Die Stadt will dieser Entwicklung Einhalt gebieten und hat daher eine neue Kleingartenordnung mit strikteren Regeln erlassen. Sie tritt Mitte Jahr in Kraft. Ungeachtet dessen wird die junge Bevölkerung aber dazu ermuntert, ihren eigenen Salat zu pflanzen.

In ihrer Studie über Familiengärten erklären die Genfer Soziologen Christophe Delay, Arnaud Frauenfelder und Laure Scalambrin, dass die Familiengärten, früher als ‹Arbeitergärten oder Volksgärten› bezeichnet, anfangs Einrichtungen zur sozialen Regulation der Bevölkerung waren.

Sie hatten ihre Wurzeln in den Umschichtungen, die einhergingen mit der industriellen Revolution gegen Ende des 19. Jahrhunderts.

Die Gärten und ihre Hütten waren das Resultat einer Idee, die darauf abzielte, entwurzelten Bevölkerungskreisen, meist Arbeitern, die ursprünglich vom Lande kamen und eingewandert waren, einen neuen Fixpunkt zu geben.

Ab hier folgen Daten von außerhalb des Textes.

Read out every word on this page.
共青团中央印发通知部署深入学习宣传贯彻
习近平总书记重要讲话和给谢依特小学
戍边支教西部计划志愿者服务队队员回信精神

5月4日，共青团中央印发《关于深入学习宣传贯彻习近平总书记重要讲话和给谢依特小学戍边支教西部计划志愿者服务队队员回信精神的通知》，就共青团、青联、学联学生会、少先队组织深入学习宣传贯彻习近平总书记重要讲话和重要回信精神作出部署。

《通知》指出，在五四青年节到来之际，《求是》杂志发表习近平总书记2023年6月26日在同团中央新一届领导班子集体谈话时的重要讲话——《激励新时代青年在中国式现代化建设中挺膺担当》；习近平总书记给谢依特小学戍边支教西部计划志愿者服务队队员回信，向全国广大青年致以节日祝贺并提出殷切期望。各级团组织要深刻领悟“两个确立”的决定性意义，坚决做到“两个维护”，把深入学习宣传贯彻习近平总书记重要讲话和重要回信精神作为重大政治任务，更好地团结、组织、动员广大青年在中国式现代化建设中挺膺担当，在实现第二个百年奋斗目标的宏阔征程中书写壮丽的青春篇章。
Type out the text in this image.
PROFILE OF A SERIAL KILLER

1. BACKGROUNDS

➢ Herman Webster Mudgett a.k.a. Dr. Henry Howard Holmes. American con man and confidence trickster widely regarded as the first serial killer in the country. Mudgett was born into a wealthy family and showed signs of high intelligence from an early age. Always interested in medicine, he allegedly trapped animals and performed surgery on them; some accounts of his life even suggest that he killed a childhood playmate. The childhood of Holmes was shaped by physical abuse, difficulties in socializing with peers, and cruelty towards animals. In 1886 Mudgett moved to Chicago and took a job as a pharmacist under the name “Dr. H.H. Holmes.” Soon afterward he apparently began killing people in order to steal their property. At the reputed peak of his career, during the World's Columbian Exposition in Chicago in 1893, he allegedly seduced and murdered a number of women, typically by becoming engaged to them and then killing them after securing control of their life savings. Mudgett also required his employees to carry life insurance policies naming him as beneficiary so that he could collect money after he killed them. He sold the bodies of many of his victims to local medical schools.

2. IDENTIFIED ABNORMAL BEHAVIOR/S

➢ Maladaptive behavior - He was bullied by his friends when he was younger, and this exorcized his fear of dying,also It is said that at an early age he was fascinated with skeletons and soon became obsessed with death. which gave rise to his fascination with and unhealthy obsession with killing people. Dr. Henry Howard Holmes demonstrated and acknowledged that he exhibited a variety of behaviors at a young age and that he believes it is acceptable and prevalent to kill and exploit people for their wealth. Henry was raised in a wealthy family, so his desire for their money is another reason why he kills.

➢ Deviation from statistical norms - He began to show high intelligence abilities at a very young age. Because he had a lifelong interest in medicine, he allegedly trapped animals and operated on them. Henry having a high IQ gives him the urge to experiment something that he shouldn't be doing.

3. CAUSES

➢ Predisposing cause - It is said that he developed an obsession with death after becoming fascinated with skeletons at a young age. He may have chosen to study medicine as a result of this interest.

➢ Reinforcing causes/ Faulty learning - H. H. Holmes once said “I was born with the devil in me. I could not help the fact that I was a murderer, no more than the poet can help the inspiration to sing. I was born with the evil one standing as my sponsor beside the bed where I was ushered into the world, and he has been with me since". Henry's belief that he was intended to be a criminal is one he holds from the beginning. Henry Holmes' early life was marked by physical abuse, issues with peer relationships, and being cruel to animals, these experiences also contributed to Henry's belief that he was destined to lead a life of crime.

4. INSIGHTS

Zürich: 5500 Familiengärten (1 auf 69 Einwohner), auf einer Fläche von 132 Hektaren.

Freiburg: 293 Familiengärten (1 auf 120 Einwohner)

Lausanne: 549 kultivierbare Parzellen (mit Lauben) auf einer Fläche von ungefähr 11 Hektaren verteilt auf 10 Areale.

Kanton Genf: Mehr als 2000 Parzellen, aufgeteilt auf 26 Gruppierungen oder Grundstücke in 16 Gemeinden des Kantons.

In Genf, wo die zitierten Soziologen ihre Studie durchführten, hatten «80% der Garten-Mieter ein bescheidenes Einkommen» und fühlten sich im Volkstümlichen verwurzelt. Unter den Mietern fanden sich vor allem Angestellte (53%), Arbeiter (35%) sowie Selbständigerwerbende mit Kleinbetrieben (6%).

Herkunft: Im Genfer Familiengarten-Verband sind 55% der Mitglieder Schweizer und 45% Ausländer. Unter diesen stellen die Italiener mit 21% die Mehrheit, gefolgt von Portugiesen (15%) und Spaniern (6%).

Geschlecht: Es gibt unter den Familiengärtnern fast zweimal so viele Männer wie Frauen. Der Familiengarten, sagen die Genfer Forscher, sei also vor allem ein Ort, wo Männer zusammenkommen.

Alter: Die Mieter der Genfer Familiengärten waren mehrheitlich älter als 50.

Entwicklung: Eine andere Entwicklung zeigt sich in Zürich: Der Familiengarten ist dort in Mode und wird oft von Gruppen junger Leute gemietet.